A non-aqueous electrolytic solution comprising a non-aqueous organic solvent, a first lithium salt, a second lithium salt, lithium bis (fluorosulfonyl) imide (LiFSI), and a fluorinated carbonate compound additive;
A positive electrode comprising an oxide represented by the following formula (1) as a positive electrode active material;
cathode; And
Comprising a separator,
Wherein the mixing ratio of the first lithium salt to the lithium bisfluorosulfonylimide as the second lithium salt is 1: 0.01 to 1: 1 in a molar ratio.
[Chemical Formula 1]
Li _{1 + x} (Ni _a Co _b Mn _c ) O ₂
0.55? A? 0.65, 0.18? B? 0.22, 0.18? C? 0.22, and -0.2? X? 0.2.

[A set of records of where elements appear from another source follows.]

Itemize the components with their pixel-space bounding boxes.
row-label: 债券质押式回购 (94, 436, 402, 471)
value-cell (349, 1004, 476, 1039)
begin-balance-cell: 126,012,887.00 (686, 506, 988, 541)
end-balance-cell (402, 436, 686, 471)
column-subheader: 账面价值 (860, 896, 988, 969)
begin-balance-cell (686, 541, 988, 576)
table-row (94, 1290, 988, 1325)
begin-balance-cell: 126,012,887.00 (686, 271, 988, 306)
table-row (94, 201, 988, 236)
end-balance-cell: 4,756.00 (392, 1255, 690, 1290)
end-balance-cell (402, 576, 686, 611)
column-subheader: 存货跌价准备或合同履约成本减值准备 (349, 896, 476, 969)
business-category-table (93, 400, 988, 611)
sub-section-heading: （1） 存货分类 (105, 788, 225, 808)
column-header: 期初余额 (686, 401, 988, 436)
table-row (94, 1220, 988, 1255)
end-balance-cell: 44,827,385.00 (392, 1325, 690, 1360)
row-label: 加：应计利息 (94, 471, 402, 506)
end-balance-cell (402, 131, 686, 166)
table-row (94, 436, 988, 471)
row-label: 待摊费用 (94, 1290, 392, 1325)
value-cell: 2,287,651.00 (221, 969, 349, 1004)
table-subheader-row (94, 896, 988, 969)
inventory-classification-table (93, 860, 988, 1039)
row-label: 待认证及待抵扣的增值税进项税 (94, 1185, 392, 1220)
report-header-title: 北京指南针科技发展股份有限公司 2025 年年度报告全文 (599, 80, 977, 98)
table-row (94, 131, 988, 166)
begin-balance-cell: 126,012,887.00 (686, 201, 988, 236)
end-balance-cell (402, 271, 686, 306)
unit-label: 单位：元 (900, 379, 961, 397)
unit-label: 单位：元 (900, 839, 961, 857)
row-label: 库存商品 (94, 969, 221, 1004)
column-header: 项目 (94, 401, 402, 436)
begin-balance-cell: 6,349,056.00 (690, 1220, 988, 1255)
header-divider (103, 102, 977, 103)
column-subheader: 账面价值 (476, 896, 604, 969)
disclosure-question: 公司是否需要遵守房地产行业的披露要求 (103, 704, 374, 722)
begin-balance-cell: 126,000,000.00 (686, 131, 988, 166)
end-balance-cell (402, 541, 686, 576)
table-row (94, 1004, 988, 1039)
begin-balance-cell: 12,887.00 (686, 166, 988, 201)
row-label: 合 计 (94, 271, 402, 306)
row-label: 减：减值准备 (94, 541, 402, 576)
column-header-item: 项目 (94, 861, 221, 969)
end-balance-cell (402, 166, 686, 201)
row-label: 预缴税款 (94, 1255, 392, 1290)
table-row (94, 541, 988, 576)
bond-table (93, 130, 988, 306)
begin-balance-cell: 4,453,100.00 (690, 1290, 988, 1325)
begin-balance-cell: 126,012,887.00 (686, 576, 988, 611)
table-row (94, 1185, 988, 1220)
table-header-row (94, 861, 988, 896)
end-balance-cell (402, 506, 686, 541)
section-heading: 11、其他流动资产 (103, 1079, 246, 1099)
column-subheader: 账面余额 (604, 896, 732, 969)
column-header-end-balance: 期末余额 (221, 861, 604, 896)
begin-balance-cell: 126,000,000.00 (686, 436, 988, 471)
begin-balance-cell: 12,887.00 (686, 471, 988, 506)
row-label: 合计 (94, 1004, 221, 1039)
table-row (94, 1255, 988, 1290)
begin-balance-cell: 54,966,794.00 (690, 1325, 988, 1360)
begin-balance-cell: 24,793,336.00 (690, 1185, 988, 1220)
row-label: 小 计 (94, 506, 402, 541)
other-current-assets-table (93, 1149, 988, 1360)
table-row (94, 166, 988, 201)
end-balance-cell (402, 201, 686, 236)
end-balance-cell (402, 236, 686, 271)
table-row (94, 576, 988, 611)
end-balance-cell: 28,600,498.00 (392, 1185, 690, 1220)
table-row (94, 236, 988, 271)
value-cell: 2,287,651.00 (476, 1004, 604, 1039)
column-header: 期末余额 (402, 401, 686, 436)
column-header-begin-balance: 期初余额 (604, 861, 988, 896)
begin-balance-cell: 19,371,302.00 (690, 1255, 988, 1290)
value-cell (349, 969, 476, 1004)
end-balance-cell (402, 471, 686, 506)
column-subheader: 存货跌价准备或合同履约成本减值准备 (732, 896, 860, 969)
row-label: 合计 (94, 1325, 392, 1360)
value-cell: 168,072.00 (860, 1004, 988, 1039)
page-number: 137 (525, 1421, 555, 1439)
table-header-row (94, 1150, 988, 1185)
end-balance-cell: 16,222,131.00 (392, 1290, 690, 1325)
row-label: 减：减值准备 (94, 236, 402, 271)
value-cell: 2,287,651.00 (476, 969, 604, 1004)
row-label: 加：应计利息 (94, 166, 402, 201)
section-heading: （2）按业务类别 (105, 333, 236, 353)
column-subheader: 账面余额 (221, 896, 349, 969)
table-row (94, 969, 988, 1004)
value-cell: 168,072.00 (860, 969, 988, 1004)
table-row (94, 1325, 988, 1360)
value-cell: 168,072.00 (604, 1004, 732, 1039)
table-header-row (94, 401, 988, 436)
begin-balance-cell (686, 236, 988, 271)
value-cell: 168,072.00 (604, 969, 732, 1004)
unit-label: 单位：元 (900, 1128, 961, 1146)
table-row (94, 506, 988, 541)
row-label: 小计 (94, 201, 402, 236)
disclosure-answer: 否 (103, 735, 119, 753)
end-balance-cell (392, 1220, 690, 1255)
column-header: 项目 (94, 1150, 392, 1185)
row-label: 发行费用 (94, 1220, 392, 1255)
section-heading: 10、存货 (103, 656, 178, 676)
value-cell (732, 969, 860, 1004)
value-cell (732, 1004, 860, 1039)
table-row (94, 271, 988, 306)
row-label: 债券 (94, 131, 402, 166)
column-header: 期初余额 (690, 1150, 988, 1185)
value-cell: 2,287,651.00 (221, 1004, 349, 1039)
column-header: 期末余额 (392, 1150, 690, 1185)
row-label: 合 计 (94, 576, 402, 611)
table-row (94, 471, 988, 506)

delete delete delete The method according to claim 1,
Wherein the concentration of the lithium bisfluorosulfonylimide in the non-aqueous electrolytic solution is 0.01 mole / l to 2 mole / l.
The method according to claim 1,
Wherein the first lithium salt is selected from the group consisting of LiPF ₆ , LiAsF ₆ , LiCF ₃ SO ₃ , LiN (CF ₃ SO ₂ ) ₂ , LiBF ₄ , LiSbF ₆ , LiN (C ₂ F ₅ SO ₂ ) ₂ , LiAlO ₄ , LiAlCl ₄ , LiClO ₄ , or a mixture of two or more thereof.
The method according to claim 1,
Wherein the fluorinated carbonate compound is a compound represented by the following formula (2).
(2)

(Wherein,
R ₁ is an alkyl group having 1 to 3 carbon atoms, and the hydrogen of the alkyl group is substituted with at least two fluorine atoms.)
The method according to claim 1,
Wherein the fluorinated carbonate compound is a compound represented by the general formula (3).
(3)

The method according to claim 1,
Wherein the content of the fluorinated carbonate compound additive is 1 to 20% by weight based on the total weight of the nonaqueous electrolyte solution.
The method according to claim 1,
Wherein the non-aqueous organic solvent includes a nitrile solvent, a linear carbonate, a cyclic carbonate, an ester, an ether, a ketone, or a combination thereof.
11. The method of claim 10,
The cyclic carbonate is any one selected from the group consisting of ethylene carbonate (EC), propylene carbonate (PC) and butylene carbonate (BC), or a mixture of two or more thereof. The linear carbonate is selected from the group consisting of dimethyl carbonate (DMC) Wherein the lithium secondary carbonate is one selected from the group consisting of diphenyl carbonate (DEC), dipropyl carbonate (DPC), ethyl methyl carbonate (EMC), methyl propyl carbonate (MPC) and ethyl propyl carbonate (EPC) battery.
11. The method of claim 10,
The nitrile solvent may be at least one selected from the group consisting of acetonitrile, propionitrile, butyronitrile, valeronitrile, caprylonitrile, heptanenitrile, cyclopentanecarbonitrile, cyclohexanecarbonitrile, 2-fluorobenzonitrile At least one selected from the group consisting of fluorobenzonitrile, difluorobenzonitrile, trifluorobenzonitrile, phenylacetonitrile, 2-fluorophenylacetonitrile, and 4-fluorophenylacetonitrile.
The method according to claim 1,
Wherein the lithium secondary battery is a pouch type lithium secondary battery.